As plunging sales cause US-based Sun to slash 9% of its workforce, its New Zealand agent, SolNet, is also feeling the pinch.

As plunging sales cause US-based Sun to slash 9% of its workforce, its New Zealand agent, SolNet, is also feeling the pinch.

New Zealand industry sources say three jobs are to go in Auckland and two in Wellington in the technical and sales support areas.
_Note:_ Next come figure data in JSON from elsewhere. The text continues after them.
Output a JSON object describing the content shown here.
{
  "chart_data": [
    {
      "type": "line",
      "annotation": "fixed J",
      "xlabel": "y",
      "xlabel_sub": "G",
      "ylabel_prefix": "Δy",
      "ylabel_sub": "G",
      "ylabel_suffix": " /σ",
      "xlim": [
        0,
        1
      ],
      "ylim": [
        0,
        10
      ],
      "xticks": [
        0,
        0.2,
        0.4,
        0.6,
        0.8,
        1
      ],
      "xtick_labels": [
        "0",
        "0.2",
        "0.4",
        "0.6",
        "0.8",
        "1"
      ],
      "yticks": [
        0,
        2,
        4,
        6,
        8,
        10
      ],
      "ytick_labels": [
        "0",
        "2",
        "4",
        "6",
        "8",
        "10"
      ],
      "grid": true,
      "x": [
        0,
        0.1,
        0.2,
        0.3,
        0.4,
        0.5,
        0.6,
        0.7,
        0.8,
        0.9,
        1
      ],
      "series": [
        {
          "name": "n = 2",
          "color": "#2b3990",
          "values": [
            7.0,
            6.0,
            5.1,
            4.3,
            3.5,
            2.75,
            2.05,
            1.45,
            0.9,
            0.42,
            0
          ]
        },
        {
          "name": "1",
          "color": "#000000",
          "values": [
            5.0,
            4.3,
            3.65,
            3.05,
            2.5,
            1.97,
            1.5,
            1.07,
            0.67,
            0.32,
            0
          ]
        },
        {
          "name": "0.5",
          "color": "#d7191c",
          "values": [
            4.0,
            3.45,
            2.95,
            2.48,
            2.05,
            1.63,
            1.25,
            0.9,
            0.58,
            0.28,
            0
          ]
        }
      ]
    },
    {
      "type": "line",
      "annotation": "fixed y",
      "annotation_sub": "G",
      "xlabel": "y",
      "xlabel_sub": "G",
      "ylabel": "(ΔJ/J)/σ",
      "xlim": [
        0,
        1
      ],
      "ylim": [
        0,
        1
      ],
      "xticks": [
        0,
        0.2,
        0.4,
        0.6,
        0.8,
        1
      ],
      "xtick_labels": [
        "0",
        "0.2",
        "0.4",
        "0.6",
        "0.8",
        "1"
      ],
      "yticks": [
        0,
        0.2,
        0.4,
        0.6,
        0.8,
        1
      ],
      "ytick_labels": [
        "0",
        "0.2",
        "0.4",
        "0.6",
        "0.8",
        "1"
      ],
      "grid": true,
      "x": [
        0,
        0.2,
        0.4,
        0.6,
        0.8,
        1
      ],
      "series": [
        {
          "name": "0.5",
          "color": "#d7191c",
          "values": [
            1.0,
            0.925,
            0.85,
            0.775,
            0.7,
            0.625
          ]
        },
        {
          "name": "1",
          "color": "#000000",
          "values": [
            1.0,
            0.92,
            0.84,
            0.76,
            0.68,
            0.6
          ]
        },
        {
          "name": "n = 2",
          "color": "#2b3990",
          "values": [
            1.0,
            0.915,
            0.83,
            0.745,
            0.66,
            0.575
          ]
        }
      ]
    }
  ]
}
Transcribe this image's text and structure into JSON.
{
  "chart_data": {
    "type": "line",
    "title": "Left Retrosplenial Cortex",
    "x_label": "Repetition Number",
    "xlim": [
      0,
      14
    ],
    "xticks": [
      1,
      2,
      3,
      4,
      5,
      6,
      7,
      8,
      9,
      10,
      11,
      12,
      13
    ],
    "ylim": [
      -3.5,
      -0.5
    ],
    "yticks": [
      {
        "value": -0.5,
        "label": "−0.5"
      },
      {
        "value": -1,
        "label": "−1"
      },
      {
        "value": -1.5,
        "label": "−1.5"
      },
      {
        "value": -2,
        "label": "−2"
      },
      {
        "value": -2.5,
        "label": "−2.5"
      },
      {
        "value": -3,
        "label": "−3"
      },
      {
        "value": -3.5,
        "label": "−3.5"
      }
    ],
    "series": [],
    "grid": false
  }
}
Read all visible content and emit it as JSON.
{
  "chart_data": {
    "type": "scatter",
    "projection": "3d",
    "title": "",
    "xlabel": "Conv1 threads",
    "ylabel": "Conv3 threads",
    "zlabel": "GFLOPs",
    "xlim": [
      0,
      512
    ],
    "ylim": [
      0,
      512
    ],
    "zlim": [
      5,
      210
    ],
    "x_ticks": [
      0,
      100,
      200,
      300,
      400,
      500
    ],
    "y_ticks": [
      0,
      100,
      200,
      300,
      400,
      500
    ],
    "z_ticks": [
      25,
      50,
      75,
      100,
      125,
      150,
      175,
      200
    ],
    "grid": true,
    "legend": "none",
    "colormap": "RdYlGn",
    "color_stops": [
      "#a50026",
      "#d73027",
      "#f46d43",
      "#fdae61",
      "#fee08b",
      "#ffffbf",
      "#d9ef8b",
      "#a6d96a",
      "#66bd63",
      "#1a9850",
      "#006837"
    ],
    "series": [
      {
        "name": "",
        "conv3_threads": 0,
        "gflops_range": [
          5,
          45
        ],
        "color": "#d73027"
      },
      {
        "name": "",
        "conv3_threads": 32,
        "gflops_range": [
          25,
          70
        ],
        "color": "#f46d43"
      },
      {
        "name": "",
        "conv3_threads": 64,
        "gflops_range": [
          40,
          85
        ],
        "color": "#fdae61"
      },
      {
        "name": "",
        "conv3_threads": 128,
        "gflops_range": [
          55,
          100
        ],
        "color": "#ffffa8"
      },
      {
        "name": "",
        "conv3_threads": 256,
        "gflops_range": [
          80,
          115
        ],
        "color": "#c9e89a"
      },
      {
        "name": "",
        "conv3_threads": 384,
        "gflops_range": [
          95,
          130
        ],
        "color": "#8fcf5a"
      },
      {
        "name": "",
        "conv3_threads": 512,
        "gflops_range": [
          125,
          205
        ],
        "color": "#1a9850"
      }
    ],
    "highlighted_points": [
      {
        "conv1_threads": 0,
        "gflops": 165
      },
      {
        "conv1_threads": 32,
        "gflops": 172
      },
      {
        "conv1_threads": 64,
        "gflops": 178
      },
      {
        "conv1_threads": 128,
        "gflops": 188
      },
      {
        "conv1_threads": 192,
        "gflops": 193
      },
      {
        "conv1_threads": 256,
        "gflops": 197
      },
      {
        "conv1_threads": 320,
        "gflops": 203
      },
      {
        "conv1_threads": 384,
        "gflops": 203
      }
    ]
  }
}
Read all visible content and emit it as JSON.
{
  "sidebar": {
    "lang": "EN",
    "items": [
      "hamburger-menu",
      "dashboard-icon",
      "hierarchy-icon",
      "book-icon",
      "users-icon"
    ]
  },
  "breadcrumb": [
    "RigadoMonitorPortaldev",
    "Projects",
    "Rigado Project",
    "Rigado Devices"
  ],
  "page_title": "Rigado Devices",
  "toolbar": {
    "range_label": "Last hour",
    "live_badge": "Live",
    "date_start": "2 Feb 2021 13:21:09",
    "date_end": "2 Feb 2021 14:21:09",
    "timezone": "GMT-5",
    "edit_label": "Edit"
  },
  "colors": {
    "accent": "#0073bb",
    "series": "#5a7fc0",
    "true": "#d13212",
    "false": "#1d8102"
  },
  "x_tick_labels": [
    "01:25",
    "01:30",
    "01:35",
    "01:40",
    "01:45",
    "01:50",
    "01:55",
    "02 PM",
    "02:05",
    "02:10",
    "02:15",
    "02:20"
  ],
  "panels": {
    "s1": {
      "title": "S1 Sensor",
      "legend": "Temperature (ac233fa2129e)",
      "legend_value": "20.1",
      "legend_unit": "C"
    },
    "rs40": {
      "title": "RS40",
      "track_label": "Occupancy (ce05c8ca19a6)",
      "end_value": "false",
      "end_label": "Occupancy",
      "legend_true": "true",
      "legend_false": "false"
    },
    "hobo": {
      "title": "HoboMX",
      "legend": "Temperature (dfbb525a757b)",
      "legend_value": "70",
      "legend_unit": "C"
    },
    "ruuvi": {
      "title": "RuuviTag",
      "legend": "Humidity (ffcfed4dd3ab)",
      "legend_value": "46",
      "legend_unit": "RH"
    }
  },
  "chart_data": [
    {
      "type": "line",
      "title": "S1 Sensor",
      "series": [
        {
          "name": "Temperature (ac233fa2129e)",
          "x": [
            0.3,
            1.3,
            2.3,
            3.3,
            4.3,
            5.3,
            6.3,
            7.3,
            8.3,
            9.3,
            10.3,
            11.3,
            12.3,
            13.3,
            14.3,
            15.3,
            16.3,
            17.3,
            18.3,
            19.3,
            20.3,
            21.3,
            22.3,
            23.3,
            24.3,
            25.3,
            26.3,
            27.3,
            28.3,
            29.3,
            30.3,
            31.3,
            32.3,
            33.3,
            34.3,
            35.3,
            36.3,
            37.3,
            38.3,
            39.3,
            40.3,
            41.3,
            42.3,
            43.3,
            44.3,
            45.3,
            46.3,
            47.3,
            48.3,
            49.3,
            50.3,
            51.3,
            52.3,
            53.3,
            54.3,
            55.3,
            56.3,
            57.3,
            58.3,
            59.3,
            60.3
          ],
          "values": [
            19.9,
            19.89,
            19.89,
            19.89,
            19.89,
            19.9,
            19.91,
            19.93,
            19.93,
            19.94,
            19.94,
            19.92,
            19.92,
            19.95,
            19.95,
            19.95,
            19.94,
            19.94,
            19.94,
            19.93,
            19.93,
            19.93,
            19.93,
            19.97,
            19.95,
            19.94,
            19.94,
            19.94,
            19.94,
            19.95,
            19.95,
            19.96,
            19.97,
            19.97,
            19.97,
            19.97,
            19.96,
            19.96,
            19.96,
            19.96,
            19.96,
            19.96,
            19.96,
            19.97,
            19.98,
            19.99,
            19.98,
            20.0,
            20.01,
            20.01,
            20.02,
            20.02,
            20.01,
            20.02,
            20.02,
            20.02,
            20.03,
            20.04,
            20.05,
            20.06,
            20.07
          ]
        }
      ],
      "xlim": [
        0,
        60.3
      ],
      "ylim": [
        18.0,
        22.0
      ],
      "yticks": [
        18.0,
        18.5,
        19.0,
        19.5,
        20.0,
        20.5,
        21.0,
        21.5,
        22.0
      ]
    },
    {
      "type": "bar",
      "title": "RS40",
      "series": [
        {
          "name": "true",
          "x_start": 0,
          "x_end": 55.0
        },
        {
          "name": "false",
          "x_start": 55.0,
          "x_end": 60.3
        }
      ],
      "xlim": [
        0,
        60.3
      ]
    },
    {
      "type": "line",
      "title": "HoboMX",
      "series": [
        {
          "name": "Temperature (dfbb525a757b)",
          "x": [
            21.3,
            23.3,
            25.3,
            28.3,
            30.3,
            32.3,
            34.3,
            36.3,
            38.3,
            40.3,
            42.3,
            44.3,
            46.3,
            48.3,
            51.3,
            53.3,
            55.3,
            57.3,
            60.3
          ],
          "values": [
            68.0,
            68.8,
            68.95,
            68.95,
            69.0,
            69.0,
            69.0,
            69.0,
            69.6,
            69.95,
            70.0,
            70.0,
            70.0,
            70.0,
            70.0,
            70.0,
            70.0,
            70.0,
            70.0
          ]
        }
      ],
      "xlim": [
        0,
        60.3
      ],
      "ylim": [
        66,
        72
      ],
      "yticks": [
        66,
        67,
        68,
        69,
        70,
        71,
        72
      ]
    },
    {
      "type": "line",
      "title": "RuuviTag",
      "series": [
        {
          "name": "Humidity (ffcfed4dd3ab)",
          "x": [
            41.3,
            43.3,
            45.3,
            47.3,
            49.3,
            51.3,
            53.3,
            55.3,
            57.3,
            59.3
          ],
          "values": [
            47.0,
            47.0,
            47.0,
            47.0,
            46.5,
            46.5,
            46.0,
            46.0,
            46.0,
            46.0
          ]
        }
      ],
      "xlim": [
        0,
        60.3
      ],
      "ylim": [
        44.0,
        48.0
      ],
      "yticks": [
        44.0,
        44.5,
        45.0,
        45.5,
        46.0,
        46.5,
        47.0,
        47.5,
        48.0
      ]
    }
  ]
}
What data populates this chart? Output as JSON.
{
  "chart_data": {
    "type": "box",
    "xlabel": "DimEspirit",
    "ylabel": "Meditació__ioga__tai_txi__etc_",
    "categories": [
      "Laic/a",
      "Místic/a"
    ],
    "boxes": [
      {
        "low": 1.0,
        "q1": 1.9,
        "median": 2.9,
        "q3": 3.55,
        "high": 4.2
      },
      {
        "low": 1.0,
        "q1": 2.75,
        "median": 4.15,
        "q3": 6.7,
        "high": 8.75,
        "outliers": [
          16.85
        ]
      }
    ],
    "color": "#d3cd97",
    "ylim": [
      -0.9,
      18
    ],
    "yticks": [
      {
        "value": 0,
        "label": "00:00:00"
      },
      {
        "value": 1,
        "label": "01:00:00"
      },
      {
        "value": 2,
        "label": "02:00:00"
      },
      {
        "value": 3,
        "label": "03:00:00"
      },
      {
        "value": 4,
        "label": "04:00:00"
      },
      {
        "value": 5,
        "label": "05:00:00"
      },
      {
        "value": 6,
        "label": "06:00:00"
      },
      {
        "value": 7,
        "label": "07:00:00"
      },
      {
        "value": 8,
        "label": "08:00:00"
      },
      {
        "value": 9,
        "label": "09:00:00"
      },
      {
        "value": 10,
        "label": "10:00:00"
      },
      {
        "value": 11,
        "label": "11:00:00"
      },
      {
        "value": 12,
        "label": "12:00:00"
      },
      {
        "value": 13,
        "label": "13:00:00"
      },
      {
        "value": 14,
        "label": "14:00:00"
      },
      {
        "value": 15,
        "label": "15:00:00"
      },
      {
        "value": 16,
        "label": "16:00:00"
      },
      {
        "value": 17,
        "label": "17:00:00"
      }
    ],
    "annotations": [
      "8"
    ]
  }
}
Sales staff are said to have been warned to “buckle up or be out”.

But SolNet general manager Mark Botherway says while SolNet is looking for cost savings, no decisions on job cuts have yet been made.

SolNet is looking at “fine-tuning” its business; any job-losses would be “very small” and more likely in the pre-sales and infrastructure areas.

The company employs 118 in New Zealand and Botherway says the cost-savings will be “pragmatic steps” taken in the next month or so, to ensure the firm remains “financially strong”.

Sun chiefs say 3900 of its 43,200 worldwide workforce will get the chop to save

costs, as preliminary numbers for the first quarter of fiscal 2002, ended September

30, show revenue slumping from $US4 billion last year to between $US2.7 billion and $US2.9 billion.

Sun head Scott McNealy says Sun is “resizing the company, not re-aiming it”. Because many of Sun’s key customers are airlines, telecommunications companies and other businesses that have been drastically affected by the US economic downturn and the recent terrorism, Sun is seeing related business dropoffs, he says.

The company’s finance chief, Michael Lehman, says business “virtually ground to a halt” in the two weeks after the September 11 attacks in New York and Washington.

He says there was an “unbelievable dividing line” in sales before the attacks and after them. But the business is still expecting profitability by the fourth quarter of 2002, ending next June.